Lallu Ki Laila is a Bhojpuri language comedy romance drama film directed by Sushil Kumar Upadhyay and produced by Ratnakar Kumar with co-produced by Sushil Singh and Prakash Jais under banner of "Worldwide Channel". It stars Dinesh Lal Yadav "Nirahua", Amrapali Dubey and Yamini Singh in the lead roles, while  Kanak Pandey, Sanjay Pandey, Sushil Singh, Prakash Jais, Dev Singh, Deepak Sinha, Reena Rani and Imroj Akhtar "Munna" in supporting roles.

Cast
Dinesh Lal Yadav "Nirahua" as Lallu aka Lallan Sinha
Amrapali Dubey as Divya
Yamini Singh as Kajal
Kanak Pandey as Priya Chaudhary
Sanjay Pandey as Dilawar
Sushil Singh as Raghunandan, Divya's father
 Prakash Jais as Sansani, Lallu's friend
 Dev Singh as Rocky
 Deepak Sinha as Kailashnath Sinha, Lallu's father
 Reena Rani as Durga, Lallu's mother
 Jai Prakash Singh
 J Neelam as Padma Rai
 Imroj Akhtar "Munna"

Production
The film is directed by Sushil Kumar Upadhyay and Ratnakar Kumar with co-produced by Prakash Jais and Sushil Kumar and written by Sanjay Rai. The cinematography has been done by R R Prince while choreography is by Kanu Mukerjee, Ram Devan and Dilip Mistri. Gurjent Singh is the editor and action done by Dilip Yadav. It will be released in September 2019.

Music
Music of "Lallu Ki Laila" is composed by Madhukar Anand with lyrics penned by Azad Singh, Santosh Puri and Sandeep Sajan. It is produced under the "Worldwide Records Bhojpuri" label, owned by film producer Ratnakar Kumar.

Track list

Marketing
First-look poster was this film released on 1 June 2019 on official Instagram handle of Amrapali Dubey. second-look poster is out on 17 July 2019 at official Instagram handle of actress Yamini Singh. The film is scheduled to released on 9 August 2019 at all theatres.

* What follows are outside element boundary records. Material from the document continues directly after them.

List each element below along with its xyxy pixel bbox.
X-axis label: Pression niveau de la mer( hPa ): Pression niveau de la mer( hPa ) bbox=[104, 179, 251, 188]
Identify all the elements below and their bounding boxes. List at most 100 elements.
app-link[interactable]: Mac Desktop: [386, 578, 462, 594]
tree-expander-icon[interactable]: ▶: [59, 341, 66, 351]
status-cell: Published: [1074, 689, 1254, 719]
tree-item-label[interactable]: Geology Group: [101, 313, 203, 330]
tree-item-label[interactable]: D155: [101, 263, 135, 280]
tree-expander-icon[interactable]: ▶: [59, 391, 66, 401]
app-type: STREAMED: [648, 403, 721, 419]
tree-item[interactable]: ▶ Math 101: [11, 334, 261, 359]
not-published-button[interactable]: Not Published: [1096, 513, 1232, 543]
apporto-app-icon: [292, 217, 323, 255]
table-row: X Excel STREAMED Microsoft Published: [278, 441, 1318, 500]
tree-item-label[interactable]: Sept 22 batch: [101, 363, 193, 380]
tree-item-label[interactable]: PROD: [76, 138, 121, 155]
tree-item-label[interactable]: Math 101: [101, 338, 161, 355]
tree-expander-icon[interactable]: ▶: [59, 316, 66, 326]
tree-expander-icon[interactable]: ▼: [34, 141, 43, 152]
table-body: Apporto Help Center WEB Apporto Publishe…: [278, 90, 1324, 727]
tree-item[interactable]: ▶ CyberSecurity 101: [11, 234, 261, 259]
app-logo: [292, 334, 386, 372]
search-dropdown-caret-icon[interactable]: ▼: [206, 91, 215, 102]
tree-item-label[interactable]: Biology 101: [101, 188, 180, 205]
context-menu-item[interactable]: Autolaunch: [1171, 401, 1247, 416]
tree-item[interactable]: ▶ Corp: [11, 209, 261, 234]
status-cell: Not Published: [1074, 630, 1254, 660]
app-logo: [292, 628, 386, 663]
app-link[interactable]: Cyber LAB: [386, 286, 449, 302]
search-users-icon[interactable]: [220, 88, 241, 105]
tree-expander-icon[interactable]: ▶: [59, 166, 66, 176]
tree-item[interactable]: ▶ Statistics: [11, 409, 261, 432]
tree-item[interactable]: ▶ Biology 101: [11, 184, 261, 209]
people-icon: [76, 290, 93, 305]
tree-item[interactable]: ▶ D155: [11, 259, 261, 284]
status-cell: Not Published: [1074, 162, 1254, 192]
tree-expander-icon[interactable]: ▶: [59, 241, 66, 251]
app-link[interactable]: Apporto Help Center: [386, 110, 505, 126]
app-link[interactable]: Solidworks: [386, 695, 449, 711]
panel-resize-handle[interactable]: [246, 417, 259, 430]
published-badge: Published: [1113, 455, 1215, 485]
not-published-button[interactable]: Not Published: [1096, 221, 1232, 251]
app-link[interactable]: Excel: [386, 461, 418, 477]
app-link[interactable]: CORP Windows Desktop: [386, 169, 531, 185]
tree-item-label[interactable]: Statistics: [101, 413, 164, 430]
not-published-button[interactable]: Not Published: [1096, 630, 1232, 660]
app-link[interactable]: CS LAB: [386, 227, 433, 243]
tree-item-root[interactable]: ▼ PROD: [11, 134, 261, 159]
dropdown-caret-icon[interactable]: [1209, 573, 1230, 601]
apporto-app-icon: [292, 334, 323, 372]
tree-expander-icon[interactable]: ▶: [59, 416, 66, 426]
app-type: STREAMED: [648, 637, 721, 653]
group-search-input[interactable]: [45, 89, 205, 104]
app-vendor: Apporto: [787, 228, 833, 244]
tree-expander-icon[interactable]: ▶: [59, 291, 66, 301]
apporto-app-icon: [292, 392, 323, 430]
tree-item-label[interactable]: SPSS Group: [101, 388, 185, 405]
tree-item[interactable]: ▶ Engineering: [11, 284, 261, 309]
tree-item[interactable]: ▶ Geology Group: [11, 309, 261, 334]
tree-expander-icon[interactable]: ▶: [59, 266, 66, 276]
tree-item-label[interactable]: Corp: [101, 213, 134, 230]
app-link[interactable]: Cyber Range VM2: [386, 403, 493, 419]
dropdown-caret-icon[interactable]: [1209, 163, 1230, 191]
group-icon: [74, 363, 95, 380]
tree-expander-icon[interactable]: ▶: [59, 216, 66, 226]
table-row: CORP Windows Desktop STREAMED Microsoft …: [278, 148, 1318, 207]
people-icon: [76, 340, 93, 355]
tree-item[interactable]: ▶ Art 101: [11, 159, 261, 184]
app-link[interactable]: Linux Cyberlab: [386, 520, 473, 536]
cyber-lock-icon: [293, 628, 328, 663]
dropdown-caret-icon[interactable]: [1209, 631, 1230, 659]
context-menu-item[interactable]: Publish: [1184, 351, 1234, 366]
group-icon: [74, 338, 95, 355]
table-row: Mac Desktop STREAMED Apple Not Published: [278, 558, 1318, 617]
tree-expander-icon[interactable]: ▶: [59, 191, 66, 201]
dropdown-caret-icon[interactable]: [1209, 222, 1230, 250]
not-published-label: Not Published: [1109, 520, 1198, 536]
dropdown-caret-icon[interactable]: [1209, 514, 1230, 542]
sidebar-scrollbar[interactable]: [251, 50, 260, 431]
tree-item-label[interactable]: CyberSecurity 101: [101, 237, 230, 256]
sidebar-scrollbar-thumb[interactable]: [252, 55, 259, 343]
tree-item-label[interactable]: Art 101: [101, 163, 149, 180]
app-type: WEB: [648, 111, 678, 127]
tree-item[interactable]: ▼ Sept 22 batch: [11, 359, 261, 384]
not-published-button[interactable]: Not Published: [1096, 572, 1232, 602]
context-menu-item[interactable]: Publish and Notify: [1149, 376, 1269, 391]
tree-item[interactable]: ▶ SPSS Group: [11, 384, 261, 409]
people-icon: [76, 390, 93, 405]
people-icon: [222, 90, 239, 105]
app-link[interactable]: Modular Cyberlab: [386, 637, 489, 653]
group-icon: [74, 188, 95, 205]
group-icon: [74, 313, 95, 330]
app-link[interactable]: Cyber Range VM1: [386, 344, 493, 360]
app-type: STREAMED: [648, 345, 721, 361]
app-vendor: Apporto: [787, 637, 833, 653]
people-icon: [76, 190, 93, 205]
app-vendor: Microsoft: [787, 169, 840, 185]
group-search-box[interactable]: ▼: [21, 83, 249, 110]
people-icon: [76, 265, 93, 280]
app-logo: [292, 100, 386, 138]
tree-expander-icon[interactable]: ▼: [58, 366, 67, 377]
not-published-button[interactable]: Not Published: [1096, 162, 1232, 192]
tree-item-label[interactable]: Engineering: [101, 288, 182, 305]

Trailer of this film is released on 3 August 2019 at official YouTube channel of "Worldwide Records Bhojpuri", who also bought his satellite rights.

Due to some issue film was postponed to release in August, he is rescheduled to release on 13 September 2019 in all theatres.

Film is released on 12 September 2019 in Mumbai and 13 September 2019 in Bihar and Jharkhand.